Adequate target market size. This one is pretty self-explanatory! Marketers need to study the market (!) and determine which parts of it (i.e., segments) are “big enough.” Of course, an adequate size is relevant to the organization’s resources; a small or niche market segment might be highly desirable to a smaller player while larger competitors may require a certain threshold to trigger further action. As with matching needs, more study is needed, including internal data (if available) and research insight from outside entities.

Offers a clear, meaningful benefit. Again, the marketing concept is key, as we try to design a service or product so it can deliver the benefits being sought by potential customers. This boils down to the benefits being delivered exceeding the cost of time to learn about a new product or service and the actual monetary cost (or equivalent) to obtain it. The benefits might exceed how the customer is currently “making do” with some self-provided method of generating the benefits or the benefits being proffered by existing products or services.

Distinguishable from substitute products. As with the clear and meaningful benefit(s), products are more successful when they are not simply “me too” versions of an existing bundle of benefits. A caveat here is that such a copycat offering can succeed if the provider offers it for a much lower price. That is, the benefits can be the same, but the value is greater if the cost of attaining those benefits is less than that of competitors. Of course, to do so and be profitable in the long run requires having a low cost structure in place beforehand.

Offers unique, superior value. This factor is highly correlated with the preceding pair. In other words, there are subtle differences in how to achieve this , or how success is expressed.

Organizational commitment to new product development. This is an overarching aspect of succeeding more than average at new product/service development. It is vital that every member of the organization knows they are expected to generate ideas, work on vetting those ideas, and that they have a vested interest in helping to achieve success. The latter often is expressed via pay or bonuses being tied to a certain proportion of products in the portfolio being more recent ones (e.g., a brand or product manager’s performance goals might include having thirty percent of products in his or her department launched within the past three years). The first five success factors are more likely to be addressed if the organization is truly innovation-centric and everyone working for and with it has confidence in that orientation.

Failure Factors
As mentioned above, new product failure factors are generally opposites of those associated with success. In the brief overview below, some clarification is provided for factors not reflecting that “mirror image.” The factors associated with products that languish and fail are:

Poor match between product and market needs, overestimation of market size, incorrect positioning, inappropriate price, inadequate distribution, and poor promotion. Note that all of these reflect a poor job of executing the marketing concept (that is, the firm is not being market oriented) or an outright omission of that customer-centric belief system on the organization’s part. The first two failure factors are opposites of their corresponding success factors. The latter three are too, but are also specific marketing mix (aka “4P’s) failures; as they are price, place, and promotion shortcomings.
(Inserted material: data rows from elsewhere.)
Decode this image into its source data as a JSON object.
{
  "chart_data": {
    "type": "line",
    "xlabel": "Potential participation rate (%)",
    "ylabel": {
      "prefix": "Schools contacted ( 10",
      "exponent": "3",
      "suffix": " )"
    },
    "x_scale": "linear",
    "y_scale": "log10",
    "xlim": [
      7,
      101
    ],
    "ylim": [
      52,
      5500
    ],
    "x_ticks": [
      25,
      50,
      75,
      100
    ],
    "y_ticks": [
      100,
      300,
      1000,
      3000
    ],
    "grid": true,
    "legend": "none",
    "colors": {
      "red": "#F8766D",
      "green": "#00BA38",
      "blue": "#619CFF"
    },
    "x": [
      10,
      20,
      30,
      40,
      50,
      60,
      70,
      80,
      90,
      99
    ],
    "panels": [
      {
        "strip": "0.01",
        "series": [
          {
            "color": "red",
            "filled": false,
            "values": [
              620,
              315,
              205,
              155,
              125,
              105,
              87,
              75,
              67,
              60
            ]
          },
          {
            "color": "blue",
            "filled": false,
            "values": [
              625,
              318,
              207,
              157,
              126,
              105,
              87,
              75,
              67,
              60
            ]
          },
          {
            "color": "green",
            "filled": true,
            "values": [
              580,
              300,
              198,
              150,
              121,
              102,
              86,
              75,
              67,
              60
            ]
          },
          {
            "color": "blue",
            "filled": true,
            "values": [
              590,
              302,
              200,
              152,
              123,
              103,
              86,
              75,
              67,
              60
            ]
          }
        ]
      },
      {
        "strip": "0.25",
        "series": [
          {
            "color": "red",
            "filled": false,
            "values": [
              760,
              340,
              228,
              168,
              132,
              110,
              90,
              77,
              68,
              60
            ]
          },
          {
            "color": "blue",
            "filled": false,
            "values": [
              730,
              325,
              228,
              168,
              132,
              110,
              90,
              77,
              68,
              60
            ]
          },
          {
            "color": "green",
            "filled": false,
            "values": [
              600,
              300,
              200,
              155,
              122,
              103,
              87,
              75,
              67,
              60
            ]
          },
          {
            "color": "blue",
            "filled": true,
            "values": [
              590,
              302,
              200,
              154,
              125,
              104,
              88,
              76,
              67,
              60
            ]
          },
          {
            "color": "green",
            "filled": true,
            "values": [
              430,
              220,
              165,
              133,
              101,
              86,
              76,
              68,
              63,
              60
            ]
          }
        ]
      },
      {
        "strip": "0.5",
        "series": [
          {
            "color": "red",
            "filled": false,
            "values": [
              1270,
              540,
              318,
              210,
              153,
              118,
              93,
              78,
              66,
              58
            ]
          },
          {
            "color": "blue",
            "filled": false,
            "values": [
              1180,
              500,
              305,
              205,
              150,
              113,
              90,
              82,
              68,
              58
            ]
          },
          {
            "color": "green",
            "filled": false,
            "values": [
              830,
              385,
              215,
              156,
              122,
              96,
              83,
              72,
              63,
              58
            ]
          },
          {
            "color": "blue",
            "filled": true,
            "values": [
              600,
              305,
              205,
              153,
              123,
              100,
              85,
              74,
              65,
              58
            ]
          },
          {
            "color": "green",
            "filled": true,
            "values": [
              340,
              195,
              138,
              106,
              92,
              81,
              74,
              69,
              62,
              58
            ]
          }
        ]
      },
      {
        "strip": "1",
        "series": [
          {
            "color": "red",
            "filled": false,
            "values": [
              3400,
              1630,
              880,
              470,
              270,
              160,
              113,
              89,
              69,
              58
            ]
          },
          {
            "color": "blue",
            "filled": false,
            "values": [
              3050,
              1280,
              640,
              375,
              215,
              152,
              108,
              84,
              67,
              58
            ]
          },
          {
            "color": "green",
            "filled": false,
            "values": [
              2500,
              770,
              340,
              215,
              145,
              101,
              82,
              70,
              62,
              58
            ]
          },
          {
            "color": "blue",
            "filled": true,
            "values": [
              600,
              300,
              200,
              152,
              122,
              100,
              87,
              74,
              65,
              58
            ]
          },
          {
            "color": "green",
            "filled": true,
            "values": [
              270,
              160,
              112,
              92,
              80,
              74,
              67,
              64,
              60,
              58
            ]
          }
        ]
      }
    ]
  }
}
The incorrect positioning factor relates to either, a) how the firm failed to properly arrange for the targeted customers to receive the description needed to understand how the benefits relate to their needs and wants, or b) properly explaining the benefits but failing to tie them to those needs and wants in the first place. The latter is quite close to being an opposite of the first success factor–matching the product’s delivered benefits to the customers’ needs and wants.

Studying both success and failure can help improve new service and new product planning. The key is to ensure as many success factors as possible are addressed appropriately for the project at hand, and to review plans and work completed to check for ways in which failure factors might have appeared. For example, have price and promotion messaging been tested for how well they reflect the realities of the marketplace? Are the resources in place, or being readied, to enable rolling out the new service or product to the intended markets?

Success and failure factors are truly “two sides of the same coin.” Being aware of both can help your organization thrive in its generation of new and exciting services and products.